The two death rates in the “Crude-All” column are weighted averages. The weights are based on the number of cases in the center section. Those 50 and older are 2% (3.44k/151k) among the unvaccinated, 23.3% (27.3k/117.1k) among the unvaccinated. The calculation of the two crude death rates are shown in the lower left corner of Table 1.

To standardize, give both groups the same mix of age groups: the age weights for the two groups combined. These are based on the cases by age for unvaccinated and vaccinated in the center section. The 50 and up is 11.5% (30,747/268,169). In the right section, both groups (vaccinated and unvaccinated) were given the same mixture as the combined group; 11.5% for the 50 and up. Using the same death rates as were originally observed in all four disaggregated groups, new standardized death rates are calculated. The calculation for the unvaccinated is shown in the lower right.

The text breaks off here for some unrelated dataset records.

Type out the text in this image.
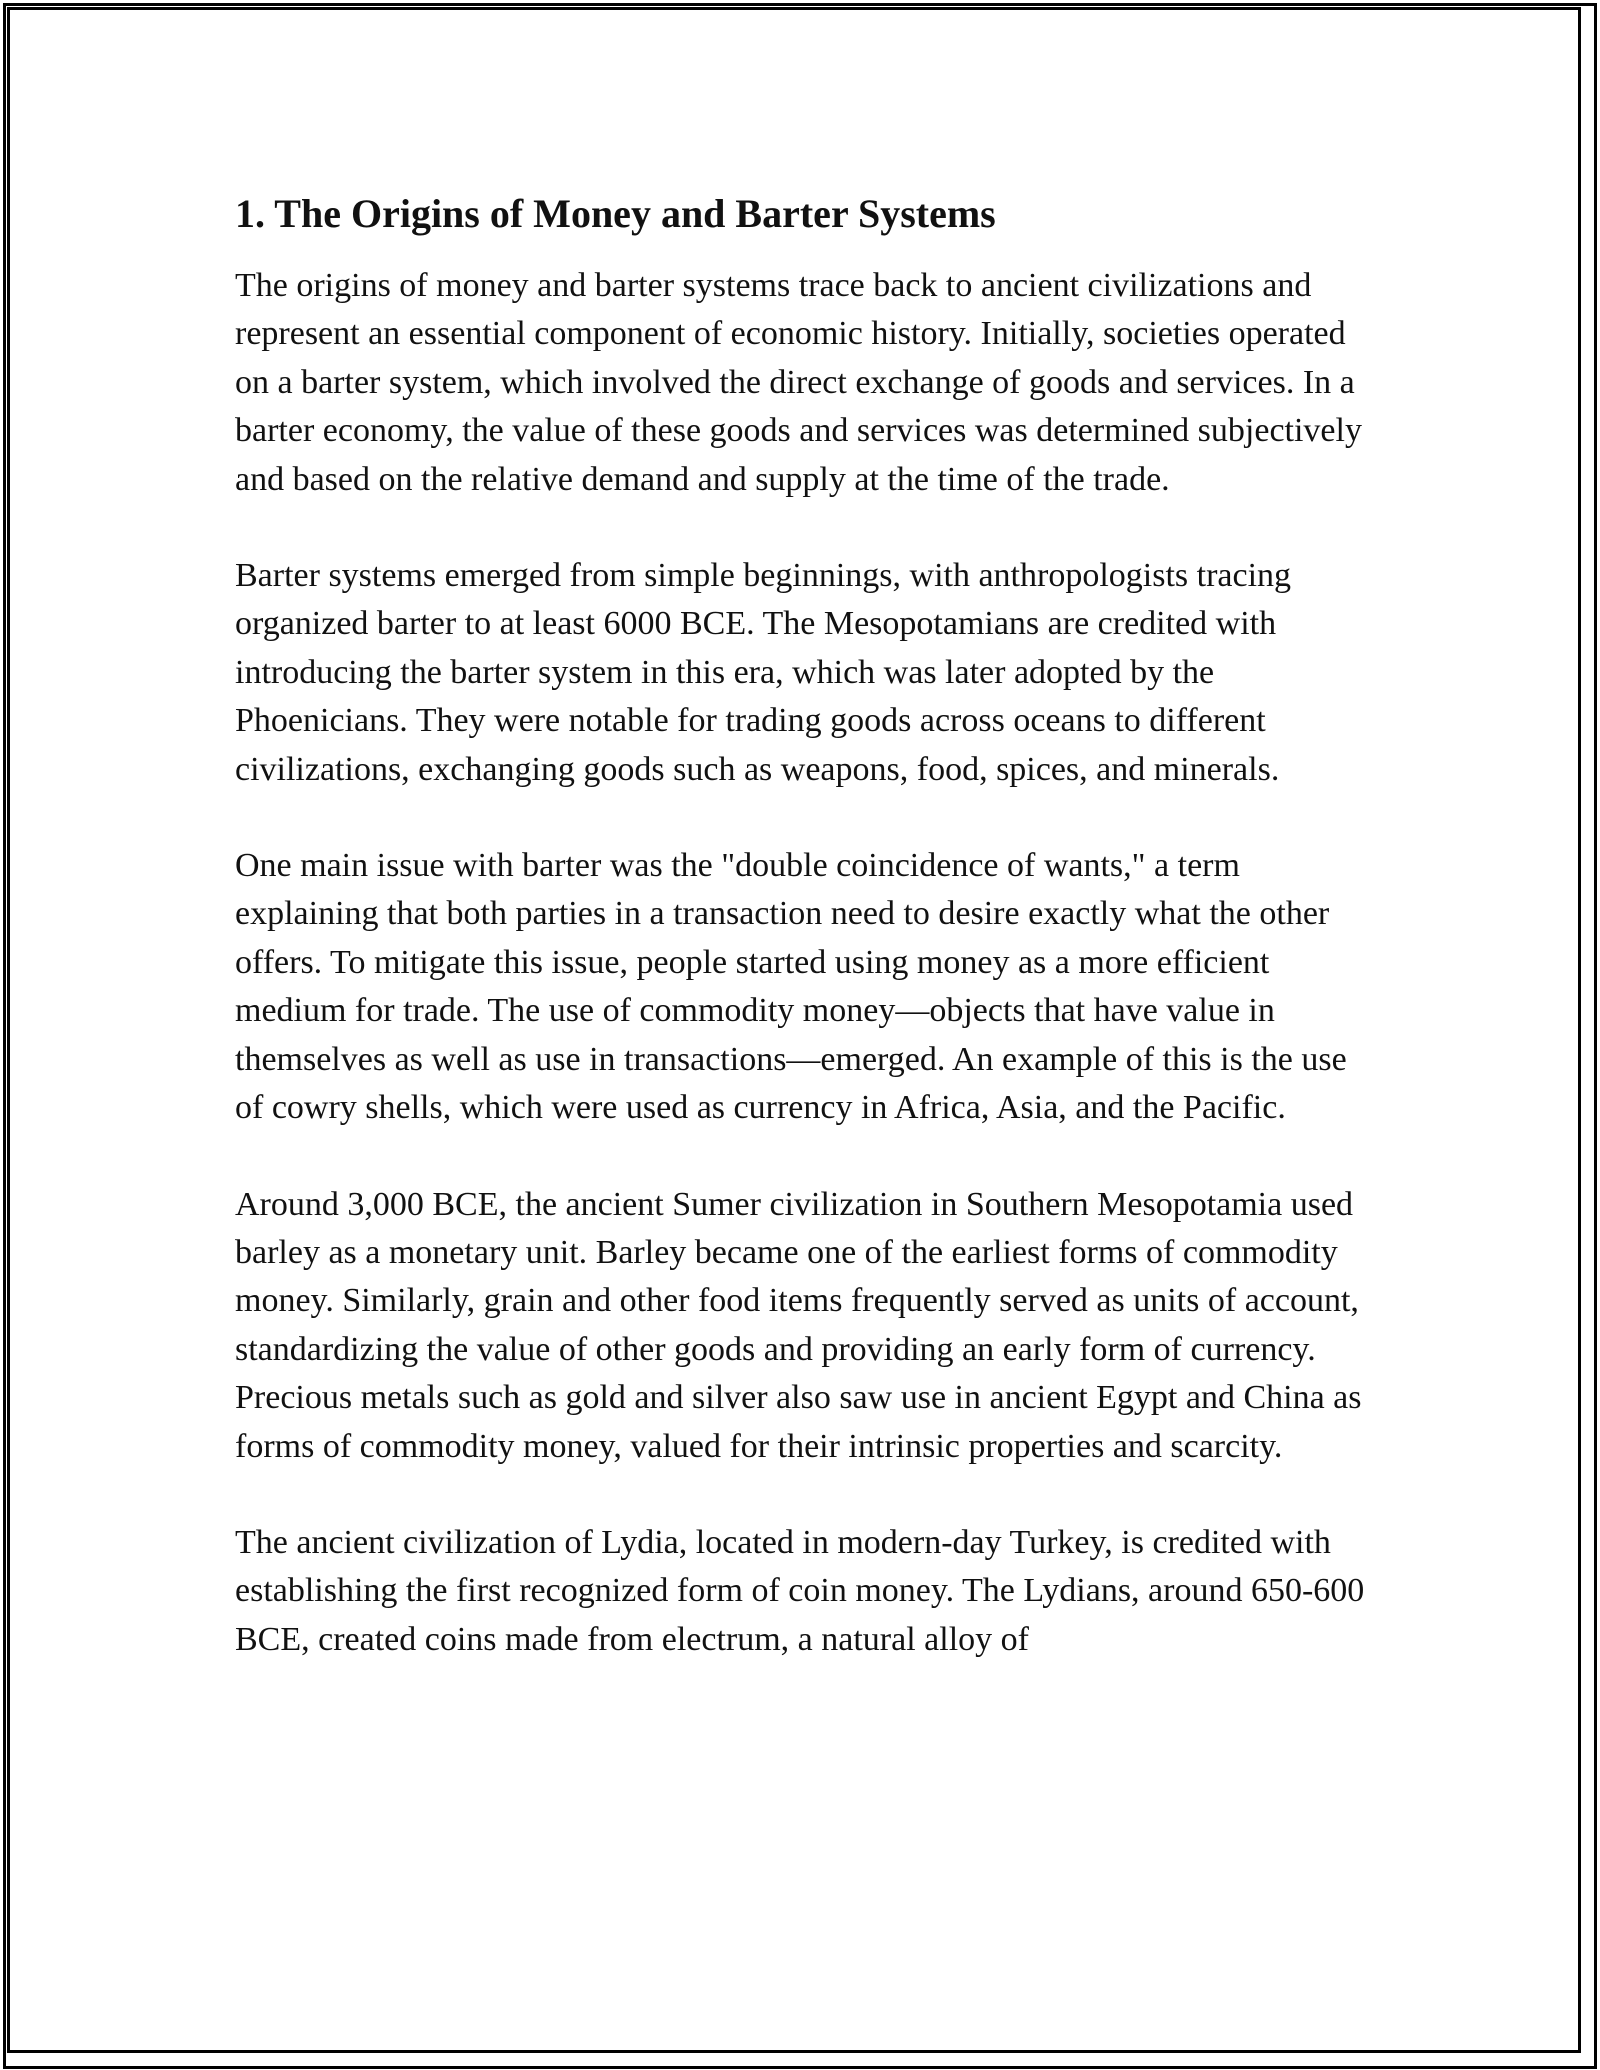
1. The Origins of Money and Barter Systems

The origins of money and barter systems trace back to ancient civilizations and represent an essential component of economic history. Initially, societies operated on a barter system, which involved the direct exchange of goods and services. In a barter economy, the value of these goods and services was determined subjectively and based on the relative demand and supply at the time of the trade.

Barter systems emerged from simple beginnings, with anthropologists tracing organized barter to at least 6000 BCE. The Mesopotamians are credited with introducing the barter system in this era, which was later adopted by the Phoenicians. They were notable for trading goods across oceans to different civilizations, exchanging goods such as weapons, food, spices, and minerals.

One main issue with barter was the "double coincidence of wants," a term explaining that both parties in a transaction need to desire exactly what the other offers. To mitigate this issue, people started using money as a more efficient medium for trade. The use of commodity money—objects that have value in themselves as well as use in transactions—emerged. An example of this is the use of cowry shells, which were used as currency in Africa, Asia, and the Pacific.

Around 3,000 BCE, the ancient Sumer civilization in Southern Mesopotamia used barley as a monetary unit. Barley became one of the earliest forms of commodity money. Similarly, grain and other food items frequently served as units of account, standardizing the value of other goods and providing an early form of currency. Precious metals such as gold and silver also saw use in ancient Egypt and China as forms of commodity money, valued for their intrinsic properties and scarcity.

The ancient civilization of Lydia, located in modern-day Turkey, is credited with establishing the first recognized form of coin money. The Lydians, around 650-600 BCE, created coins made from electrum, a natural alloy of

After taking into account age, Covid deaths were 3.4 times as likely among the unvaccinated (0.71%) as among the vaccinated (0.21%).

This is an incredible change: a reversal after taking into account a single related factor.

So, if you think a crude association of rates or percentages may be influenced by a third factor, and this third factor has just a few values, then ask for the size of the comparison for each value of that third factor. Selection is the simplest way to control for the influence of a related factor on a comparison of rates or percentages. If you can talk to those presenting the data, ask why they didn’t take into account related factors that might change the crude association?

Remember, the burden of proof is on those making the assertion.